Pero ni con esa tremenda venida el Pito de Ceiba se rindió; cierto es que disminuyó un tanto su original dureza, pero ahí estaba, erguido y palpitante, esperando la culminación de la batalla. Los ojos de Don Tomás brillaban ahora lúbricos y lujuriosos… su cuquita chorreaba anhelosa, a raudales, exigiéndole su sacrificio. Don Tomás no aguantó más y tomó ahora la iniciativa; con una rara mezcla de rudeza y amabilidad, la volteó, la puso en cuatro patas y comenzó a penetrarla por detrás, dirigiendo esa punta gigantesca directo a su bizcochito… El dolor que sintió Julieta al ser penetrada era horriblemente placentero… era como ser poseída por un burro. Don Tomás actuaba como un fauno mitológico… estaba plenamente conciente de su dominio, del enorme poder de su gran Pito de Ceiba, que poco a poco, la iba penetrando distendiendo al máximo todos los músculos de su vagina… jamás, jamás, jamás, había Julieta sufrido y disfrutado algo igual… el viejo era un brujo, una bestia, un hechicero, venido de otra dimensión o de otro mundo. Ambos resoplaban, gruñían, gemían y sudaban a chorros. Julieta sentía su vagina llena al máximo… sentía que la iba a reventar, a destrozar, pero estaba encantada con esa mezcla de sensaciones… La intensidad del placer era infinita… la dimensión del tiempo se había borrado. Don Tomás bufaba y gruñía… Julieta aullaba de dolor y placer entremezclados… el ritmo de sus movimientos se intensificaba y se precipitaba al desenlace. Las manos de Don Tomás apretaban con sabia fuerza sus tetas y sus pezones, que estaban tan duros, que parecían a punto de estallar… La mordía en la nuca, le daba sabias nalgadas… y ambos gruñían… hasta que por fin, llegó lo inevitable, aunque a Julieta le hubiera gustado que nunca llegara… ambos estallaron en un orgasmo simultáneo, apoteótico, único, más universal que el universo mismo. Nunca Julieta sintió tal luminosidad, tal conjunto de sensaciones únicas e inenarrables… era como estar en medio de una erupción… ambos quedaron exhaustos y abatidos.

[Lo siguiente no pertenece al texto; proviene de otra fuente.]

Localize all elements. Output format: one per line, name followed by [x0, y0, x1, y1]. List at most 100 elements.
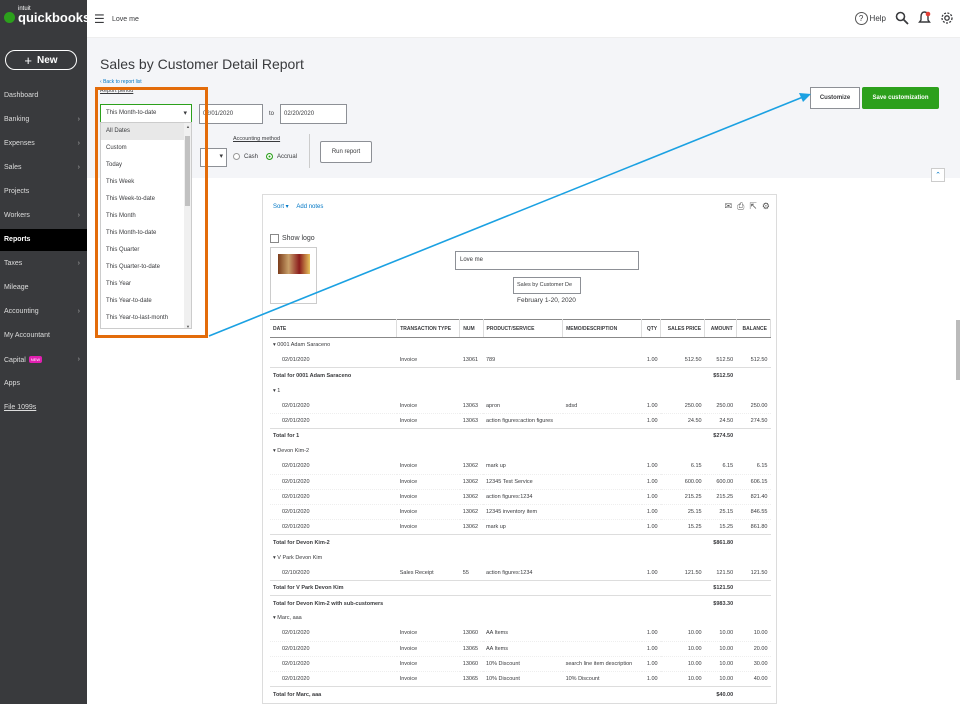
customize-button[interactable]: Customize: [810, 87, 860, 109]
sidebar-item-taxes[interactable]: Taxes ›: [0, 253, 87, 275]
table-cell[interactable]: 1.00: [641, 565, 661, 582]
table-cell[interactable]: Invoice: [396, 474, 460, 490]
accrual-radio[interactable]: [266, 153, 274, 160]
hamburger-menu-icon[interactable]: ☰: [94, 12, 105, 26]
table-cell[interactable]: search line item description: [562, 656, 642, 673]
table-cell[interactable]: 02/10/2020: [270, 565, 397, 582]
table-cell[interactable]: 13062: [459, 459, 483, 475]
sidebar-item-sales[interactable]: Sales ›: [0, 157, 87, 179]
table-cell[interactable]: 121.50: [660, 565, 705, 582]
table-cell[interactable]: Invoice: [396, 352, 460, 369]
show-logo-checkbox[interactable]: Show logo: [270, 234, 315, 243]
table-cell[interactable]: 10.00: [660, 641, 705, 657]
table-cell[interactable]: action figures:action figures: [483, 413, 563, 430]
table-cell[interactable]: 13065: [459, 671, 483, 688]
table-cell[interactable]: 20.00: [736, 641, 771, 657]
date-to-input[interactable]: 02/20/2020: [280, 104, 347, 124]
table-cell[interactable]: Invoice: [396, 504, 460, 521]
column-header[interactable]: MEMO/DESCRIPTION: [562, 319, 643, 338]
table-cell[interactable]: 789: [483, 352, 563, 369]
table-cell[interactable]: 512.50: [736, 352, 771, 369]
table-cell[interactable]: 10.00: [660, 656, 705, 673]
sidebar-item-mileage[interactable]: Mileage: [0, 277, 87, 299]
sidebar-item-my-accountant[interactable]: My Accountant: [0, 325, 87, 347]
table-cell[interactable]: 13061: [459, 352, 483, 369]
table-cell[interactable]: 13062: [459, 489, 483, 506]
table-cell[interactable]: 121.50: [736, 565, 771, 582]
table-cell[interactable]: 30.00: [736, 656, 771, 673]
table-cell[interactable]: 1.00: [641, 489, 661, 506]
table-cell[interactable]: 1.00: [641, 626, 661, 642]
sidebar-item-dashboard[interactable]: Dashboard: [0, 85, 87, 107]
back-to-report-list-link[interactable]: ‹ Back to report list: [100, 79, 142, 85]
print-icon[interactable]: ⎙: [737, 201, 744, 212]
table-cell[interactable]: 10% Discount: [562, 671, 642, 688]
column-header[interactable]: BALANCE: [736, 319, 772, 338]
table-cell[interactable]: Invoice: [396, 626, 460, 642]
checkbox[interactable]: [270, 234, 279, 243]
table-cell[interactable]: Invoice: [396, 641, 460, 657]
table-cell[interactable]: 10.00: [704, 656, 737, 673]
table-cell[interactable]: 25.15: [660, 504, 705, 521]
table-cell[interactable]: Invoice: [396, 519, 460, 536]
table-cell[interactable]: 1.00: [641, 352, 661, 369]
sidebar-item-accounting[interactable]: Accounting ›: [0, 301, 87, 323]
run-report-button[interactable]: Run report: [320, 141, 372, 163]
table-cell[interactable]: 13062: [459, 519, 483, 536]
sidebar-item-expenses[interactable]: Expenses ›: [0, 133, 87, 155]
page-scrollbar[interactable]: [956, 320, 960, 380]
group-row[interactable]: ▾ V Park Devon Kim: [270, 550, 771, 565]
table-cell[interactable]: 600.00: [704, 474, 737, 490]
table-cell[interactable]: 10% Discount: [483, 656, 563, 673]
table-cell[interactable]: 02/01/2020: [270, 626, 397, 642]
table-cell[interactable]: action figures:1234: [483, 489, 563, 506]
table-cell[interactable]: 10.00: [704, 671, 737, 688]
sidebar-item-apps[interactable]: Apps: [0, 373, 87, 395]
table-cell[interactable]: 13062: [459, 504, 483, 521]
sidebar-item-capital[interactable]: Capital NEW ›: [0, 349, 87, 371]
sidebar-item-projects[interactable]: Projects: [0, 181, 87, 203]
table-cell[interactable]: 02/01/2020: [270, 519, 397, 536]
table-cell[interactable]: Invoice: [396, 656, 460, 673]
table-cell[interactable]: 1.00: [641, 459, 661, 475]
table-cell[interactable]: 10.00: [736, 626, 771, 642]
table-cell[interactable]: 13060: [459, 656, 483, 673]
sidebar-item-banking[interactable]: Banking ›: [0, 109, 87, 131]
table-cell[interactable]: 1.00: [641, 413, 661, 430]
table-cell[interactable]: 250.00: [704, 398, 737, 414]
table-cell[interactable]: 606.15: [736, 474, 771, 490]
table-cell[interactable]: 215.25: [704, 489, 737, 506]
table-cell[interactable]: 512.50: [704, 352, 737, 369]
column-header[interactable]: PRODUCT/SERVICE: [483, 319, 564, 338]
report-company-name-field[interactable]: Love me: [455, 251, 639, 270]
collapse-chevron-up-icon[interactable]: ⌃: [931, 168, 945, 182]
cash-radio[interactable]: [233, 153, 240, 160]
sidebar-item-file-1099s[interactable]: File 1099s: [0, 397, 87, 419]
column-header[interactable]: NUM: [459, 319, 484, 338]
table-cell[interactable]: action figures:1234: [483, 565, 563, 582]
group-row[interactable]: ▾ 1: [270, 383, 771, 398]
sidebar-item-workers[interactable]: Workers ›: [0, 205, 87, 227]
settings-gear-icon[interactable]: [940, 11, 954, 25]
table-cell[interactable]: 25.15: [704, 504, 737, 521]
table-cell[interactable]: AA Items: [483, 626, 563, 642]
table-cell[interactable]: sdsd: [562, 398, 642, 414]
new-button[interactable]: + New: [5, 50, 77, 70]
table-cell[interactable]: 13065: [459, 641, 483, 657]
table-cell[interactable]: 215.25: [660, 489, 705, 506]
table-cell[interactable]: 10.00: [704, 626, 737, 642]
table-cell[interactable]: 02/01/2020: [270, 489, 397, 506]
column-header[interactable]: AMOUNT: [704, 319, 737, 338]
table-cell[interactable]: 6.15: [736, 459, 771, 475]
report-title-field[interactable]: Sales by Customer De: [513, 277, 581, 294]
table-cell[interactable]: 10.00: [660, 671, 705, 688]
table-cell[interactable]: 1.00: [641, 474, 661, 490]
table-cell[interactable]: mark up: [483, 519, 563, 536]
sort-button[interactable]: Sort ▾: [273, 204, 289, 210]
quickbooks-logo[interactable]: intuit quickbooks: [4, 6, 90, 25]
table-cell[interactable]: 40.00: [736, 671, 771, 688]
sidebar-item-reports[interactable]: Reports: [0, 229, 87, 251]
table-cell[interactable]: 121.50: [704, 565, 737, 582]
group-row[interactable]: ▾ Devon Kim-2: [270, 444, 771, 459]
group-row[interactable]: ▾ Marc, aaa: [270, 611, 771, 626]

No tiene caso seguir narrando lo demás. Julieta no quiso volver a ver a Don Tomás, ni se despidió de él cuando se marcharon. Sabía que si lo volvía a ver, nunca jamás saldría ya de ese pueblo, pues ahora entendía la naturaleza sagrada de la Ceiba.

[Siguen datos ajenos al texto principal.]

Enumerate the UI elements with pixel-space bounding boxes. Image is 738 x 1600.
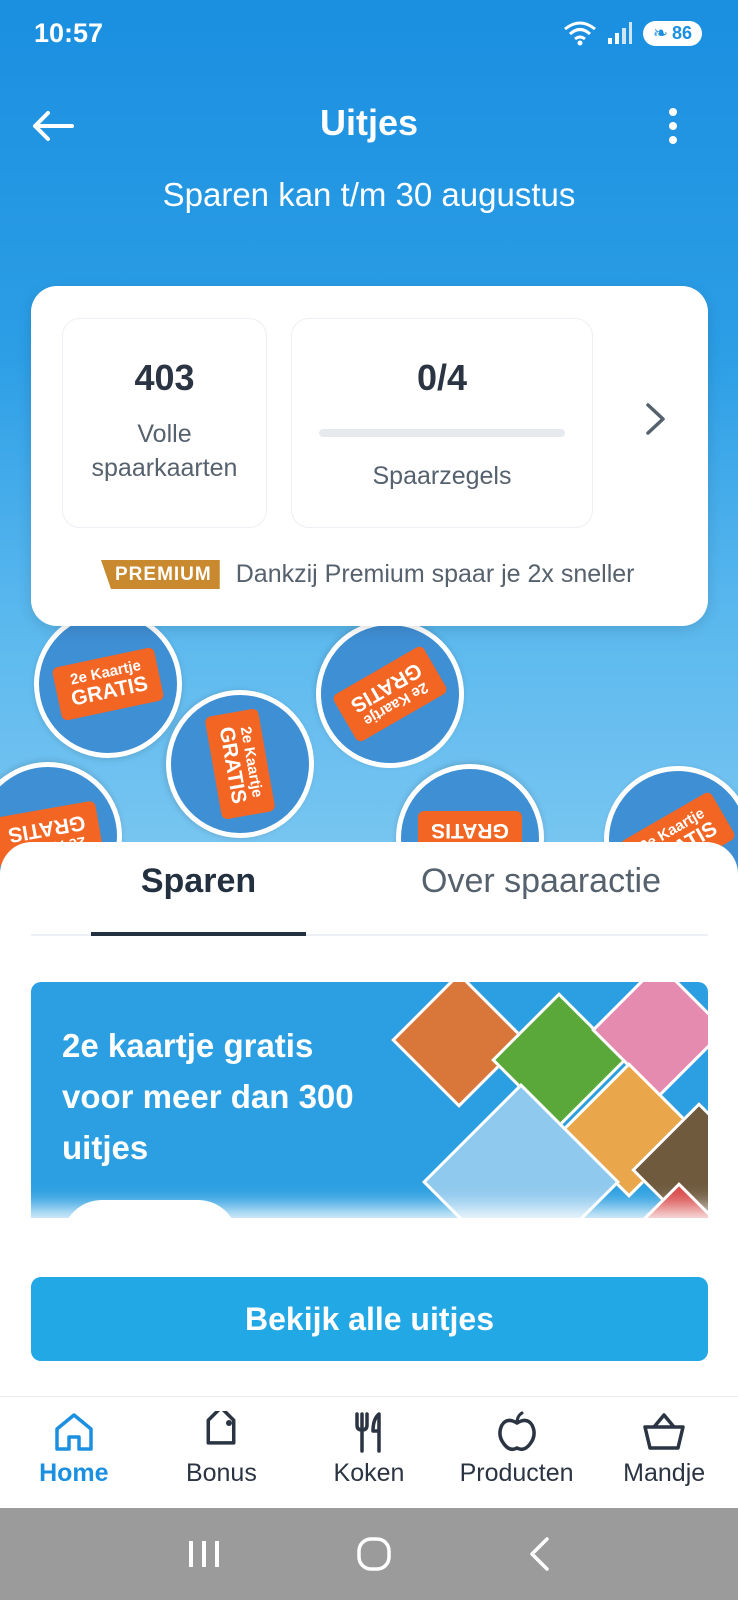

A Don Tomás no le extrañó que Julieta no se despidiera de él. El sólo podía estar agradecido con todos sus dioses ancestrales, por haberle enviado a esa Diosa, sin que pudiera entender del todo cuál era su mérito, para que una divinidad así, expresión de la fertilidad y la vida, se le hubiera entregado así, en la última etapa de su vida. El recuerdo de élla, de su entrega, era para él un milagro maravilloso, que ya nunca se le desprendería.